D - Le vostre tematiche sono epiche, esistenziali e anche introspettive. La scelta fra Bene e Male, le diverse facce dell’Io, il senso del Sacro, l’immortalità …Esiste un codice di moralità metal che possa essere finalmente contrapposto alle continue insinuazioni di musica satanica che provengono dai mass media? R – Esiste la differenza tra uso del cervello ed abuso dell’istinto. Credo che solo un ingenuo semplificatore possa credere che una distorsione di chitarra o un groove di doppio pedale sia ricollegabile tout court al satanismo. La realtà è che ogni persona, ed ogni band nel nostro caso, ha un suo percorso. Se questo è eseguito nel rispetto dell’altro e delle proprie idee, difficilmente si degenera in episodi assurdi ed ingiustificabili. I Moonlight Comedy parlano di quello che vedono e vivono. Niente altro. Nessuna verità da professare ma solo sensazioni da esprimere.
D - Come siete riusciti a convogliare le esperienze individuali dei singoli componenti della band nella dimensione più collettiva di un gruppo? R – E’ una delle cose di cui andiamo più fieri. Far parte di una band vuol dire ricercare incessantemente che il suono complessivo, il disegno musicale del brano, l’immagine finale sia più omogenea e compatta possibile. Questo risultato non può essere ottenuto se si uniscono semplicemente 5 solisti. Ci vuole di più; l’intelligenza di ogni membro unita alla capacità di lavorare per il gruppo. Noi ci siamo riusciti lasciando che i nostri b-side project esaltassero i gli istinti più marcatamente istrionici e solisti mentre i ‘light rimanessero un progetto complessivamente ed unicamente band.
D - Notevoli le influenze del Progressive Rock inglese. Da quali gruppi in particolare avete tratto ispirazione? R – Le influenze maggiori sono certamente quelle 70’s e 90’s senza nominare un gruppo piuttosto che un altro. Ma comunque non vogliamo chiuderci in un angolo. Sarebbe sciocco ed inutile visto che ascoltiamo tantissima musica ed attraversiamo periodi in cui i nostri brani sono più power, altri in cui suonano più lirici. Se una canzone è complessivamente ‘light allora ci piace altrimenti la cestiniamo senza stare a pensare se è più o meno prog.
D - Secondo voi, perché il Rock Progressivo trova terreno fertile qui da noi ? In passato con PFM, Balletto di Bronzo e Le Orme, adesso con voi? R – Forse perché noi italiani possediamo un orecchio molto più raffinato di quanto si pensi.
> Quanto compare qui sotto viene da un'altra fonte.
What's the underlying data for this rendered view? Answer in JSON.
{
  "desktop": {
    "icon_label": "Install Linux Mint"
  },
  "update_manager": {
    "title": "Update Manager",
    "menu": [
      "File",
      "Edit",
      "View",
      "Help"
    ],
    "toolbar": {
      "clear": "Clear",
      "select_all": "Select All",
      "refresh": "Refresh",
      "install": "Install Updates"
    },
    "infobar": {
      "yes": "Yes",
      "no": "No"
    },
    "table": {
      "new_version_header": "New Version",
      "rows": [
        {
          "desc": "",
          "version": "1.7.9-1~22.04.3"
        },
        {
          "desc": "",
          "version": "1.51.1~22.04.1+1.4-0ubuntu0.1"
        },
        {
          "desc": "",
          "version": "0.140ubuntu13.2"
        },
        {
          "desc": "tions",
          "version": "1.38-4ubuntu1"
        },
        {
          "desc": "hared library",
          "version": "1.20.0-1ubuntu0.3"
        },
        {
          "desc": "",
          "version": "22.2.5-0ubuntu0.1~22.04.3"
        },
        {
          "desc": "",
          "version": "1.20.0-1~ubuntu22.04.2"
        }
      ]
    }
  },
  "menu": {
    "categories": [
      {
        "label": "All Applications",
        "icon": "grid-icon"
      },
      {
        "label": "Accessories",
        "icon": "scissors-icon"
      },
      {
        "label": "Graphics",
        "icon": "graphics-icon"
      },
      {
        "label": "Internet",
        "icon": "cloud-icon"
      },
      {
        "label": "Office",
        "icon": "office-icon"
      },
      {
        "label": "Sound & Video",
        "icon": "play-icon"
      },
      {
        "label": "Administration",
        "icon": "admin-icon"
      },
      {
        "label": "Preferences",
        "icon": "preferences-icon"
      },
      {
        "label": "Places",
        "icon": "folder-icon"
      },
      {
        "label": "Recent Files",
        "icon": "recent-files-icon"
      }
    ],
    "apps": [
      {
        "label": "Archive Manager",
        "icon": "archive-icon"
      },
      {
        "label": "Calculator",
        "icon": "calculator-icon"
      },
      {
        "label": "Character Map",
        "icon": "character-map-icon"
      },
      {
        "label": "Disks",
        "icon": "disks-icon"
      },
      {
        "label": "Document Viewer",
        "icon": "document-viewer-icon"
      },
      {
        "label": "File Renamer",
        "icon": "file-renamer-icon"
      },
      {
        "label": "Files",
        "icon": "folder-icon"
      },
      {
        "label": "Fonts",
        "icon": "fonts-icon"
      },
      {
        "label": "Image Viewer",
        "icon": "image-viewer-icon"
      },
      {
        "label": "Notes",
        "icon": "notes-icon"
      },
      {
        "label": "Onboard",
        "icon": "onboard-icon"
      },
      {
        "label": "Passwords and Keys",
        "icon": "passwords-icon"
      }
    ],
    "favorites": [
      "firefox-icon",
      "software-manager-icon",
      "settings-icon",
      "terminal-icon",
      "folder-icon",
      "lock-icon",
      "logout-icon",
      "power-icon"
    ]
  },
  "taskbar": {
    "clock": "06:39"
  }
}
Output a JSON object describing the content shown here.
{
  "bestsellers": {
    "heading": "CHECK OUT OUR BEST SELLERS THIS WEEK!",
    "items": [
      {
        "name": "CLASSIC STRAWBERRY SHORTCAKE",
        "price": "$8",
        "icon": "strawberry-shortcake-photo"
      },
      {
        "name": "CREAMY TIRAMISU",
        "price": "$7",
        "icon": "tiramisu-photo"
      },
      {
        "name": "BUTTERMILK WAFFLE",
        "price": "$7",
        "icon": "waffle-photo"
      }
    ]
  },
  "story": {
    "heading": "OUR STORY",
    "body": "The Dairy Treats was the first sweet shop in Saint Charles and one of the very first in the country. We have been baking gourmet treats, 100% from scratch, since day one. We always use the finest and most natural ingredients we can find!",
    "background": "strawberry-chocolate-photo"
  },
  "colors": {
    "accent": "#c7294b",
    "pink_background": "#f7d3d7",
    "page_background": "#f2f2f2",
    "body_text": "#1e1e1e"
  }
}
Intendiamoci, non sono tutte rose e fiori – il riferimento ai fiori richiama una cittadina ligure che ogni dodici mesi lavora per distruggere la musica in soli 4/5 giorni – ma complessivamente, dalle nostre esperienze live, abbiamo notato come se sottoponi a chi ti ascolta un prodotto fine ed elaborato, la risposta è spesso molto soddisfacente in termini di attenzione.
D - Perché accanto ai vostri nomi compare Actor I, II, III, IV, V di una Moonlight Comedy? E’ una metafora per indicare i ruoli che rivestiamo nella vita? R – Ci sei andato vicinissimo. Il progetto Moonlight Comedy vuole vivere la musica come opera complessivamente fruibile con tutti i sensi. Il teatro vive di immagini, di suoni, di profumi evocati dalle scene, di sensazioni tattili richiamate dal messaggio. Cosa più che una Commedia al chiaro di luna interpretata da attori che interpretano se stessi si avvicina maggiormente alla vita? Forse solo la vita che altro non è che un’immensa rappresentazione di scene più o meno piacevoli.
D - Credo che vi esibirete dal vivo in Aprile all’Alpheus a Roma, verrò a vedervi! R – Fatti riconoscere così scambiamo due chiacchiere. Spero sia una bella serata visto che le premesse ci sono tutte. Appuntamento al 13 aprile allora!!! Ciao! Rock On!